Conferência Episcopal Portuguesa decreta que Misericórdias são associações públicas de fiéis

Na última edição da Revista Lumen, vem publicado um Decreto Geral da Conferência Episcopal Portuguesa, com o qual são especificadas os preceitos canónicos aos quais estão sujeitas as Misericórdias portuguesas.

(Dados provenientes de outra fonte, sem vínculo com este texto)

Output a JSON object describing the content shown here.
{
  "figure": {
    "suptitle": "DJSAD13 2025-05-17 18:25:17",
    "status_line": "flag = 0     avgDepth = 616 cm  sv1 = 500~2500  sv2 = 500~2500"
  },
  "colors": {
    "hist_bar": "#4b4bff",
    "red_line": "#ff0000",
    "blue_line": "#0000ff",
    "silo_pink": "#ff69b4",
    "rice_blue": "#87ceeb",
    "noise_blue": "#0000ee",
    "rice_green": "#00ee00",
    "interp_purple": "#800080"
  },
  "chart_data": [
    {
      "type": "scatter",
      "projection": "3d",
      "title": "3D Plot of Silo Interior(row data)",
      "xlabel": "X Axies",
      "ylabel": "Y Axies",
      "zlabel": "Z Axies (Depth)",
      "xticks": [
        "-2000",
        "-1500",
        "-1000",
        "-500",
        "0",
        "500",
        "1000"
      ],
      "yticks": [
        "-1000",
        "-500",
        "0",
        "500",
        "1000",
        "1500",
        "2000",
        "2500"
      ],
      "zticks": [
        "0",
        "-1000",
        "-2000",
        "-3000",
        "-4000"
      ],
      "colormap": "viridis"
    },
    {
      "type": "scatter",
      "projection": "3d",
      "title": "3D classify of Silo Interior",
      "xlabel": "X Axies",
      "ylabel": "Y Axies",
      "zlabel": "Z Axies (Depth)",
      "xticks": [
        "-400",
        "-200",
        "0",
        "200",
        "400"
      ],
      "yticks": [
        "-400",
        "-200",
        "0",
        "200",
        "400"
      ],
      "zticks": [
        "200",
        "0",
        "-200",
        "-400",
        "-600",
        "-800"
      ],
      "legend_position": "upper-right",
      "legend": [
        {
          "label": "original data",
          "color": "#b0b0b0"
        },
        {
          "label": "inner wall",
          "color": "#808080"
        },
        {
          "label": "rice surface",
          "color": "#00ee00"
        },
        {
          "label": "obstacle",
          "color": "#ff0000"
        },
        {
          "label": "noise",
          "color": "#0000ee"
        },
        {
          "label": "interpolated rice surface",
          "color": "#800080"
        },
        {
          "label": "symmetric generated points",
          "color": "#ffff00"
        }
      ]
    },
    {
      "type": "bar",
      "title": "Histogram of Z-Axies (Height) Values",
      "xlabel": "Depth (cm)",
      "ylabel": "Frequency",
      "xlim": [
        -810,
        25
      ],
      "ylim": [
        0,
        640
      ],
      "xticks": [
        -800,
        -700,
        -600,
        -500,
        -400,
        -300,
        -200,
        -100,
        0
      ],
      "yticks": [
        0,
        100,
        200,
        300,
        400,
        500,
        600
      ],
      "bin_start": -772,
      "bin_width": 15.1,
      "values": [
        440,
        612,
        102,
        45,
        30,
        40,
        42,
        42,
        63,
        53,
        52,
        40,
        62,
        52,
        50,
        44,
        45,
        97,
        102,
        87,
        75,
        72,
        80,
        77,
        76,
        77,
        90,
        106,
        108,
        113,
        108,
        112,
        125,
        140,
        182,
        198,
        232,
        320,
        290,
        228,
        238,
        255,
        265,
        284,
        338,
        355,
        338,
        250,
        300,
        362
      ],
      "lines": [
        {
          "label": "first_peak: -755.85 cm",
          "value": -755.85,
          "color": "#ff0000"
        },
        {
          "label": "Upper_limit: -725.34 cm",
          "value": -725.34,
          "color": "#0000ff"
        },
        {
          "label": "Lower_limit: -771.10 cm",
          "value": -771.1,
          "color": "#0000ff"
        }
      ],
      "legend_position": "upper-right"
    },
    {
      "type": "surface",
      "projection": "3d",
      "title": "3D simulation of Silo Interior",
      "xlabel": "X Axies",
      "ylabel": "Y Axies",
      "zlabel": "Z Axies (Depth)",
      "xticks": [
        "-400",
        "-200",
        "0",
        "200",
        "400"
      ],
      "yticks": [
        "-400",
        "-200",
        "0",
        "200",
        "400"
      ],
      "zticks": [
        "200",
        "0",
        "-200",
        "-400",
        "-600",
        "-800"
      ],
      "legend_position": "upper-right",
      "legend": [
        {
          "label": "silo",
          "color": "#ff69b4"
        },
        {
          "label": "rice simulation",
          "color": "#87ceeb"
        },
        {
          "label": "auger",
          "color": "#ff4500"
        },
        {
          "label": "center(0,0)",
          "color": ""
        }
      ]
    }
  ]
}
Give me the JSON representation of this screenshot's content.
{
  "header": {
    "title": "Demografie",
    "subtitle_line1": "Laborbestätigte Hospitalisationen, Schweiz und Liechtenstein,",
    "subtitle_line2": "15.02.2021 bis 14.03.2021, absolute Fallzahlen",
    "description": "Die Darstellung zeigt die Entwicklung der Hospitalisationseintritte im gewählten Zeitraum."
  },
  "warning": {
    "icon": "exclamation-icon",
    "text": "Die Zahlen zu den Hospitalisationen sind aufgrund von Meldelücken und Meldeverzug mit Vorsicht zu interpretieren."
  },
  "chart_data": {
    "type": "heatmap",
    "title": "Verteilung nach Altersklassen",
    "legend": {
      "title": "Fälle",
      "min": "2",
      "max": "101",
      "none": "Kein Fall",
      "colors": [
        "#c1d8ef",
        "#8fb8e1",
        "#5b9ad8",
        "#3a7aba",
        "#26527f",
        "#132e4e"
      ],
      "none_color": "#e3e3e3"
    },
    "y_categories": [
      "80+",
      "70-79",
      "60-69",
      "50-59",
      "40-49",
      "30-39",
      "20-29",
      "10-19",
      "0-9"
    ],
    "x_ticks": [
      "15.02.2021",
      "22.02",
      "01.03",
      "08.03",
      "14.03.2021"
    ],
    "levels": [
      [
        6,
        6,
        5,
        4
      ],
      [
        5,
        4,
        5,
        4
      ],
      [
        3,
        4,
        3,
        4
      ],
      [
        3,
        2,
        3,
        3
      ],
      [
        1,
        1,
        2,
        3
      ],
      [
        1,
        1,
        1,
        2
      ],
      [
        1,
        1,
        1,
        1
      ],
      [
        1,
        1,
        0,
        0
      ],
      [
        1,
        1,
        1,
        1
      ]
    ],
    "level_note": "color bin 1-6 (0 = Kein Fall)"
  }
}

O Decreto começa por lembrar que "a natureza eclesial das Misericórdias Portuguesas jamais foi posta em dúvida". Por conseguinte, e uma vez que as Misericórdias se distinguem pela prática da caridade e pelo culto, o Decreto lembra: "Com a promulgação do Código de Direito Canónico em 1983, foram levantadas dúvidas quanto à natureza jurídica de algumas associações de fiéis, entre as quais as Misericórdias, dada a nova distinção entre associações públicas e associações privadas. Nesta conformidade e tendo em conta que a Autoridade Eclesiástica interveio, habitualmente, na existência e acção das Irmandades da Misericórdia através de actos jurídicos; que as Misericórdias têm, na sua maior parte, erecção canónica e Estatutos aprovados pelo Ordinário diocesano; que mantêm culto público em igrejas e capelas próprias com capelão nomeado; que continuam a dedicar-se a actividades de pastoral social de grande alcance; a Conferência Episcopal Portuguesa, considerou através de uma Declaração, em 15 de Novembro de 1989, as Misericórdias Portuguesas Associações Públicas de Fiéis."

Retomando, portanto, estas premissas, o Decreto especifica quais os preceitos jurídico-canónicos aos quais são obrigadas as Misericórdias enquanto Associações Públicas de Fiéis.

O Decreto Geral foi publicado com a recognitio da Congregação para os Bispos, Dicastério da Santa Sé competente para o efeito.